Donald Trump’s economic policy has often been vague or vacillating, causing deep frowns among economists across the political spectrum. But will he change course as he positions himself for the presidential election?
Trump takes the stage Thursday for a much anticipated speech at the Republican National Convention, two days after accepting the party’s nomination as its presidential candidate. As he turns now to take on Democratic contender Hillary Clinton, economists, businesses and politicians will be listening closely for developments in his economic policy.
Credit rating agency Moody’s calculates that his proposals so far would cost a total of 3.5 million jobs if implemented. The repercussions would set off a “lengthy recession” in the country, it says.
Congress usually sees to it that campaign proposals rarely turn into legislation. But for some economic policy questions including free trade agreements, a big issue for Trump supporters and detractors, the US president enjoys considerable autonomy.
And with the economy looming large on US voter’s minds, Trump’s hopes for the presidency will rest to a large extent on how he adresses financial issues. Here’s a look at what he has proposed so far:
- Trump has repeatedly called for increased protectionism. He has lambasted the North America Free Trade Agreement for “destroying” American jobs, as well as the Trans-Pacific Trade Agreement as “a terrible deal” for the country. He says he would repeal them both. Likewise, he could be expected to call a halt to floundering negotiations for the TTIP trade agreement between the US and the EU.
Instead of tearing down trade barriers, Trump largely hopes to build them back up. In this regard, he gives China the most aggressive attention, calling for protective tariffs against its products.
But German businesses are inevitably also concerned. In addition to the general influence of the world’s largest economy on the well-being of its own, the US is the biggest buyer of “Made in Germany” products. It imported $125bn (€114bn) worth of goods from Germany in 2015. Many voices in German industry fear a Trump victory in November’s election would spark the year’s second major economic shock here after Brexit.

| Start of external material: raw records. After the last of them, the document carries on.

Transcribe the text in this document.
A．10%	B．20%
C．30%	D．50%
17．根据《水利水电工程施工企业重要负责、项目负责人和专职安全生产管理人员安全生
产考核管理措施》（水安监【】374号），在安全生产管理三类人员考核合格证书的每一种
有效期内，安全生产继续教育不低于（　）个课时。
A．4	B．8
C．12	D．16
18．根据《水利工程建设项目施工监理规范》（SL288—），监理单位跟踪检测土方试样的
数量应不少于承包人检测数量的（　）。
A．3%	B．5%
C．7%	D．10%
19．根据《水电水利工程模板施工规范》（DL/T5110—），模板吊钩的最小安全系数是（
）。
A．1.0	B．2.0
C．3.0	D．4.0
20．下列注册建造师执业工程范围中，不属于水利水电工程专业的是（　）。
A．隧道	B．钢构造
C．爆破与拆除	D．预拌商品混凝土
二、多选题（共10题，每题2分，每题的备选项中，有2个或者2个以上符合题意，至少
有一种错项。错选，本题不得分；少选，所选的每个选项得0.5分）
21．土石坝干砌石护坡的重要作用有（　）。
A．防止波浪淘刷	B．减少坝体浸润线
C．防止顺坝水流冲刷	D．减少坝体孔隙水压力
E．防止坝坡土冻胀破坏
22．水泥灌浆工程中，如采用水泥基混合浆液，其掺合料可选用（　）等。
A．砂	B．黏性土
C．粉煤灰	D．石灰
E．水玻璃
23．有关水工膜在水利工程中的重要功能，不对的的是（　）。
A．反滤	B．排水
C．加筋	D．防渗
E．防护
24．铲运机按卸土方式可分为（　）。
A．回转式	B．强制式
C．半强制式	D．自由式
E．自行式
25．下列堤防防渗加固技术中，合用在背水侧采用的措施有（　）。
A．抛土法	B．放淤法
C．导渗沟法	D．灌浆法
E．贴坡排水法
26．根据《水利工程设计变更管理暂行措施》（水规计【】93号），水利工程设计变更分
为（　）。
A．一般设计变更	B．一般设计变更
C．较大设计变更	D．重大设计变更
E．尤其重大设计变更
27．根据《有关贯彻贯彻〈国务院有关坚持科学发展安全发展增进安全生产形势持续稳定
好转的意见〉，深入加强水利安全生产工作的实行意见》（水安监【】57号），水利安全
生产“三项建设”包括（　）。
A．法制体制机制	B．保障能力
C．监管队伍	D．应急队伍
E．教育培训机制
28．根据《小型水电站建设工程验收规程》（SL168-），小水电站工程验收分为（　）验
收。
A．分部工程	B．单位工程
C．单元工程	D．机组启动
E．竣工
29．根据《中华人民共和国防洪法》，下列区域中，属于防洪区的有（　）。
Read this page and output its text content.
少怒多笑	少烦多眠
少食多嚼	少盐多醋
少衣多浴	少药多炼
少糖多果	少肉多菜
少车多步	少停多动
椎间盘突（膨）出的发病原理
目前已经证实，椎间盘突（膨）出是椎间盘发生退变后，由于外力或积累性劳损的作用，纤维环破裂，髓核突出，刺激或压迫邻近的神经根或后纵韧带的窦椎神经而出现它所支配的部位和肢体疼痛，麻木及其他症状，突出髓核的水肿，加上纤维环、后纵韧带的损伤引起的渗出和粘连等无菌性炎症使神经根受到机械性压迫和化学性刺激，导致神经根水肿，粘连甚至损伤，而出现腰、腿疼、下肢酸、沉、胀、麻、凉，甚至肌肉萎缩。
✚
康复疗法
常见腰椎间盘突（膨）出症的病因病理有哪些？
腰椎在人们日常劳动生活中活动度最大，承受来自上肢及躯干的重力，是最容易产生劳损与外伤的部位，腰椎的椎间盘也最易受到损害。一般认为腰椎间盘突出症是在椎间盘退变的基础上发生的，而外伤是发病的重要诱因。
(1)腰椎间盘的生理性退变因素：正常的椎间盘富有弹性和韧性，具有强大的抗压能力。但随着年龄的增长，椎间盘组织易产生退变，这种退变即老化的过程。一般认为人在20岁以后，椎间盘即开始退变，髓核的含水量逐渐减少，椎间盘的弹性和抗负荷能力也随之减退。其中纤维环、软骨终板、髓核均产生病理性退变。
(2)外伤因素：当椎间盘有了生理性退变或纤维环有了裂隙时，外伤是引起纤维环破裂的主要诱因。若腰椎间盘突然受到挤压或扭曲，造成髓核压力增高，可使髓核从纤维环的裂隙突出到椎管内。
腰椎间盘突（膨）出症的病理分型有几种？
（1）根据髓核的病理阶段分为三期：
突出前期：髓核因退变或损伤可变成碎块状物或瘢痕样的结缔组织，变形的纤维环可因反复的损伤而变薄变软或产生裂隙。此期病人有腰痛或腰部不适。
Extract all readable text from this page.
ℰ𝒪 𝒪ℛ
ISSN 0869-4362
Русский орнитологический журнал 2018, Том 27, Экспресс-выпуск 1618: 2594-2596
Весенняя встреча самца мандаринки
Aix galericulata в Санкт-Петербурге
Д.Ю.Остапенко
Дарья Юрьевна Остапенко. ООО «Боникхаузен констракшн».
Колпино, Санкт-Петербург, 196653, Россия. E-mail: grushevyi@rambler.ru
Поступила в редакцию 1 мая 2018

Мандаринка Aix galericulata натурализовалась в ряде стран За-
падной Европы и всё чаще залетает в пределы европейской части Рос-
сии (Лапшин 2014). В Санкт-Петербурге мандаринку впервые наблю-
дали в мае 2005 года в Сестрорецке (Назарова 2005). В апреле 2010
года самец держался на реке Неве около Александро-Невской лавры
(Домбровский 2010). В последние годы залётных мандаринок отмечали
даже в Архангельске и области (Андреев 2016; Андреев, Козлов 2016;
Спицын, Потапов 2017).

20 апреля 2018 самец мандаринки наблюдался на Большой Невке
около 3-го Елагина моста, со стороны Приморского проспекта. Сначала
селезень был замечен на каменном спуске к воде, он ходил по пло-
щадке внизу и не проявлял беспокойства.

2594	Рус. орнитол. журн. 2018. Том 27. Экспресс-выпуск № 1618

Larry Summers, former treasury secretary to President Bill Clinton and former director of the National Economic Council under President Obama, warned: “If Mr. Trump did even half of what he has promised, he would surely set off the worst trade war since the Great Depression.”
Debt and Taxes
Stances on taxes have normally been one of the defining distinctions between candidates in US presidential races. Again Trump has not yet articulated a clear policy here either. He originally announced his intention to cut taxes for all Americans in a proposal he unveiled last September. The wealthiest stood to benefit the most from his plan, which aimed to chop the top rate from 40 percent to 25 percent.
Trump later backtracked on this proposal and expressed openness to raising taxes on the rich. This represents a break from decades of dogmatic Republican opposition to tax hikes in any form. He nonetheless stood by his intention to lower taxes for the middle class and for business.
He has also expressed support for raising the minimum wage in the US, a hot topic amid growing calls, particularly from the left, to more than double the country-wide minimum rate from $7.25 to $15. But he added that he would rather “let the states decide” on the matter, than have the federal government lead the push.
And he has mused about renegotiating with lenders to restructure the country’s large debt load if the economy turns sour, a possibility that would affect the government’s creditworthiness. He backtracked on this idea as well, after encountering considerable blowback, much of it from rival presidential candidate Hillary Clinton.
Most worrying in many respects have been Trump’s calls to build a wall along the US-Mexico border and deport the more than 11 million illegal immigrants living inside the US. Such measures, particularly the latter, would have dramatic and wide-reaching consequences for the economy, not to speak of the social cost.
To do so would deprive the US of a vast legion of tax payers, consumers and workers. Up to seven million undocumented immigrants are thought to be part of the country’s workforce. They take jobs the rest of the population wouldn’t likely fill in their absence and contribute to government funds by paying sales and property tax, as well as in some cases income tax.
Many economists expect a contraction in the US economy if his immigration proposals were to come to fruition.
Finally, Trump has sought to promote traditional non-renewable energy sources. He has surrounded himself with climate change skeptics and is reported to be considering Oklahoma oil mogul Harold Hamm as his energy secretary. Hamm amassed considerable wealth over the past decade by utilizing the controversial fracking method of oil extraction.
Given the general resistance to his ideas, it’s an open question as to whether he will stick to the winding path he followed during the Republican primary season. Candidates tend to shift their message towards the center as they move from the primaries to the actual election – and then once more if they make it to the White House.
But his political ascendance has been undoubtedly a result of his populist appeal – and economic elites cannot simply expect him to turn against a message that has so far proven so successful for his campaign.
Whether it is likely or not, the mere chance of a Trump presidency, if he sticks to these proposals, are likely to only add to the uncertainty wracking the US and global economies alike.